Fr Lombardi of the Vatican Press Office has been quoted as saying Cardinals have a duty to vote.  In saying that he is simply repeating the terms of Pope John Paul II's Universi Dominici Gregis, which sets out the rules around the Conclave:

"All the Cardinal electors, convoked for the election of the new Pope by the Cardinal Dean, or by another Cardinal in his name, are required, in virtue of holy obedience, to obey the announcement of convocation and to proceed to the place designated for this purpose..."

I'm not a canonist but it seems to me that there are perhaps five ways around this provision.

First, it is possible that Pope Benedict XVI will do a last minute amendment to this on the timing of the Conclave - he could also provide an out for certain Cardinals.  That is pretty unlikely though.

Secondly, although again extremely unlikely, it is not too late for the Cardinals concerned to resign their office with the consent of the current Pope - or be deposed from Office.  Given the defiance expressed by Cardinal Mahony, however, the first course seems unlikely (though stranger things have been known to happen), and surely Pope Benedict XVI would already have acted if he intended to.

Thirdly, a Cardinal can be excused by reason of 'sickness or some other grave impediment' (para 38).  The College of Cardinals has to recognize the case though, and given the noise coming out of the Vatican, perhaps that is unlikely.

The fourth possibility is for a Cardinal to refuse to enter the Conclave, or having entered, leave without proper excuse (para 40), in which case the remaining Cardinal electors are free to proceed without him.  The virtue of 'holy obedience' hardly applies, after all, to one who has so violated his office as pastor as some seem to have.

And the final possibility is for divine action.
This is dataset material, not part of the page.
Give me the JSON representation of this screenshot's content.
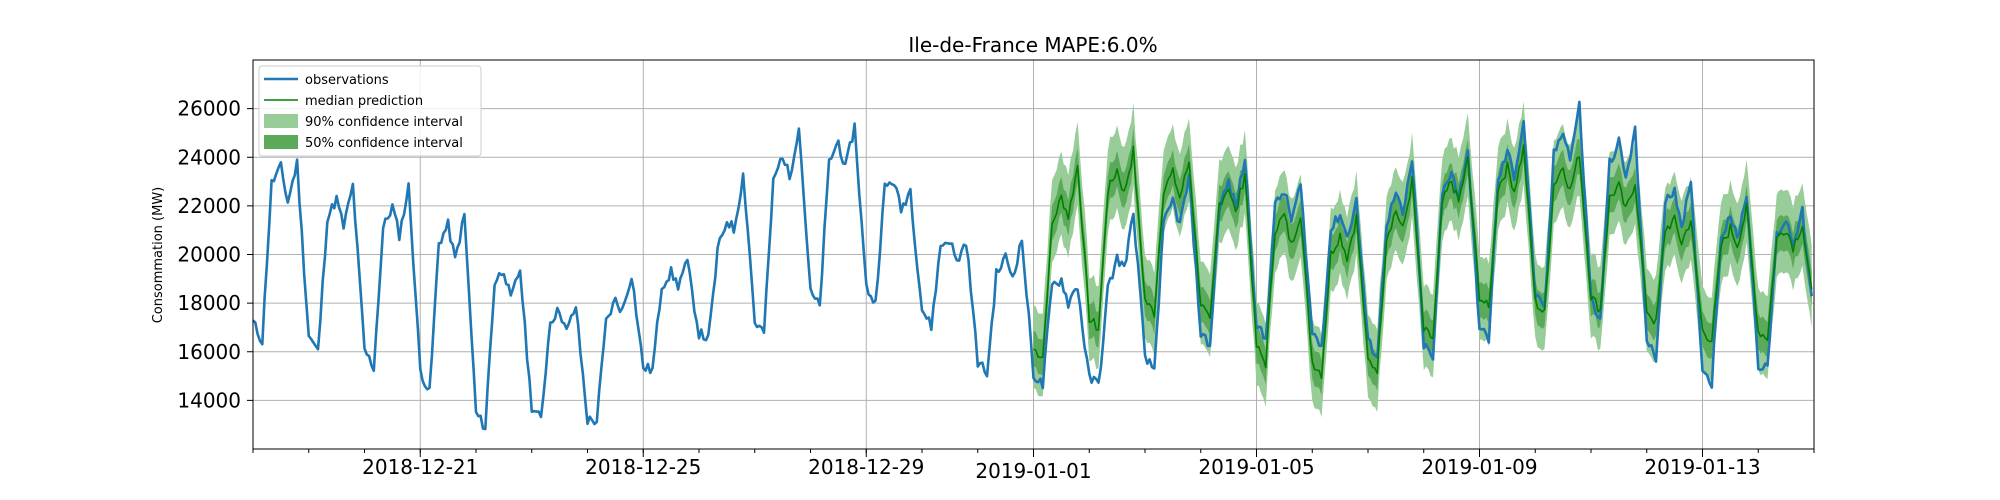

Whatever way things go, there is one part of Cardinal Bertone's statement that we can perhaps all agree on, and that is that we should be:

"...praying for Pope Benedict, praying that the Holy Spirit might enlighten the College of Cardinals, and praying for the future Pope, confident that the future of the barque of Peter is in God's hands."


Joshua said...

Quite right and well said.

There is an obvious difference between improperly trying to influence Cardinals for worldly reasons (e.g. blackmailing certain Princes of the Church who have not always themselves been simon-pure) and begging them in the name of Christ, for the good of the Church and souls, not to attend the Conclave, lest they tarnish it and by their imprudence cause scandal and worse (e.g. by frustrating, owing to their own worries about their past misdeeds coming in for punishment, the election of a decisive and energetic, orthodox Pope, and instead helping to orchestrate the election of a less desirable, indecisive and weak one, during whose reign they would be free to continue their own cynical manipulations).

From corrupt and sinful bishops, Good Lord, deliver us!

R J said...

Meanwhile, Britain's highest-ranking prelates seem even less trustworthy than ours:

Bear said...


I agree wholeheartedly with the idea of the lay faithful expressing views on the conclave and papal election: after all many of the faithful are knowledgeable, well educated, experienced in running large organisations and have a lot of "skin in the game".

I also observe that those who are calling for certain cardinals to absent themselves from the conclave are also often those who regularly remind their coreligionists that the Church is not a democracy.

There is one problem with banning or asking certain cardinals from the conclave is that it will taint the election of the next pope - with accusations of rigging the election. Recall storm that happened when Pope John-Paul II changed the rules and excluded old cardinals.

If some of the cardinals were truly wicked, then wouldn't be easier to not go to the conclave, and then if the new pope is not to the liking, make claims of threats and coercion. This would undermine the new pope is a significant way.